Nieuwe gegevens zijn bekend van de landen Bosnië-Herzegovina, Bulgarije, Cyprus, Denemarken, Duitsland, Estland, Finland, Frankrijk, Hongarije, Ierland, IJsland, Kaapverdië, Kroatië, Letland, Liechtenstein, Litouwen, Luxemburg, Macedonië, Malta, Montenegro, Oostenrijk, Polen, Portugal, Servië, Slovenië, Slowakije, Spanje, Tsjechië, Verenigd Koninkrijk, Zweden en Zwitserland. Als gevolg hiervan wijzigen voor deze landen de woonlandfactoren 2017 ten opzichte van 2016.

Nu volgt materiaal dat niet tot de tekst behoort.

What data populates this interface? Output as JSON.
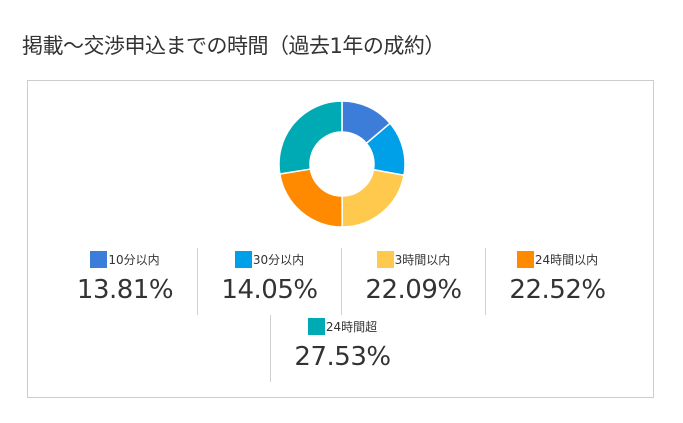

Uit de analyse van de woonlandfactoren blijkt dat de woonlandfactor van een aantal landen in sterkere mate is toe- of afgenomen. De voornaamste oorzaken hiervoor zijn een aanzienlijke wijziging in de hoogte van de gemiddelde zorgkosten in de betreffende landen, het feit dat sommige landen in het afgelopen jaar hun gemiddelde zorgkosten over meerdere jaren hebben bekendgemaakt en koersverschillen.

De Minister van Volksgezondheid, Welzijn en Sport, E.I. Schippers


X Noot
1

Althans tot en met 2014. Per 2015 is de AWBZ vervangen door de Wet langdurige zorg (Wlz).